19 Sep

Les hackers du groupe « Fancy Bears » publient de nouveaux dossiers confidentiels dont celui de Gauthier Grumier

Les dossiers confidentiels de 23 nouveaux athlètes ont été dévoilés par le groupe de pirates, des « Fancy Bears », qui ont fouillé dans les dossiers de l’Agence mondiale antidopage. Pour la première fois deux Français y figurent, dont le Nivernais Gauthier Grumier, double médaillé à Rio.grumier

 

Et une nouvelle fournée !  Les « Fancy Bears », un groupe de pirates informatiques anonymes ayant eu accès aux données de l’Agence mondiale antidopage (AMA), a révélé les données antidopage de 23 nouveaux athlètes. Au côté de l’Espagnol Rafael Nadal, du fondeur Mo Farah muli-médaillé, ou du nageur hongrois, Laszlo Cseh, on retrouve deux Français pour la première fois, le hurdler Dimitri Bascou, médaillé d’argent à Rio et l’escrimeur nivernais Gauthier Grumier.

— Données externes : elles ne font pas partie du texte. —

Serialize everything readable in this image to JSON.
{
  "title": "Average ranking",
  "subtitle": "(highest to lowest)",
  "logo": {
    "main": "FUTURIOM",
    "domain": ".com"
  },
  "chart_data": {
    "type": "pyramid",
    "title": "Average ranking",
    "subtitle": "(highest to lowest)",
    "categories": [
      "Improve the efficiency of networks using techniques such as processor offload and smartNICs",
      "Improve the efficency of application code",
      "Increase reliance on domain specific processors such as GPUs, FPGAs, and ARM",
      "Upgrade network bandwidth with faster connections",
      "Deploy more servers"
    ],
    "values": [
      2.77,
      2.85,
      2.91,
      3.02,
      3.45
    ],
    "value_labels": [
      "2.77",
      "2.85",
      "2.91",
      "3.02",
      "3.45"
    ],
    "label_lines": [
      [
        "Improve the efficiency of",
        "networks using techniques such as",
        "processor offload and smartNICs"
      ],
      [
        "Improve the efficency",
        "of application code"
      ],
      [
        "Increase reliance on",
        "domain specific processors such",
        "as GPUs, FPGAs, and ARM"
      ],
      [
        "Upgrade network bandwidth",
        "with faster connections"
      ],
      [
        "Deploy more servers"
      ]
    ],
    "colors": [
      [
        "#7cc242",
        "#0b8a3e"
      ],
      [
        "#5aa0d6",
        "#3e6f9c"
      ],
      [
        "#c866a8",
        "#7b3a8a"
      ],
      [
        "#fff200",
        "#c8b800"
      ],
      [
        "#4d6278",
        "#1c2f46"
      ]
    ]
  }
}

Comme les précédents athlètes cités, ces derniers jours, tous ne sont évidemment pas dopés. Les hackers dévoilent juste leurs dossiers d’autorisations à usage thérapeutique (AUT). Les données proviennent de la base de données antidopage ADAMS, qui contient notamment les substances trouvées lors des contrôles antidopage et les certificats d’autorisation d’usage (AUT) permettant leur prise, et justifiant ainsi la non-disqualification des athlètes concernés.

Pour Gauthier Grumier, il s’agit d’une AUT datant de 2009 pour deux produits interdits. L’épéiste nivernais, double médaillé à Rio, a eu lui l’autorisation de prendre du betamethasone et du methylprednisolone en novembre 2009.

Dans un communiqué sur le site de la Fédération il réagit :  » Lors d’un repas avec l’équipe de France d’escrime à l’hôtel des championnats du monde d’Antalya, en 2009, j’ai ingéré un aliment contenant de la cacahuète par mégarde. Étant hautement allergique à ce genre d’aliment, s’en est suivi un choc anaphylactique violent. Les deux médicaments (methylprednisolone et betamethasone) m’ont été administrés pour me sauver la vie. J’en profite pour remercier une nouvelle fois le docteur Dominique Poux qui a su, dans l’urgence, me prodiguer les soins nécessaires et indispensables. Il s’agissait de justifier un traitement fait en urgence et entériné par les hautes instances médicales quand cette urgence s’est présentée. Il ne s’agit en aucun cas de dopage mais de soins médicaux.»
Ces sportifs sont censés bénéficier de médicaments pour se soigner et non améliorer de façon artificielle leurs performances. Mais ces hackers sèment insidieusement le doute.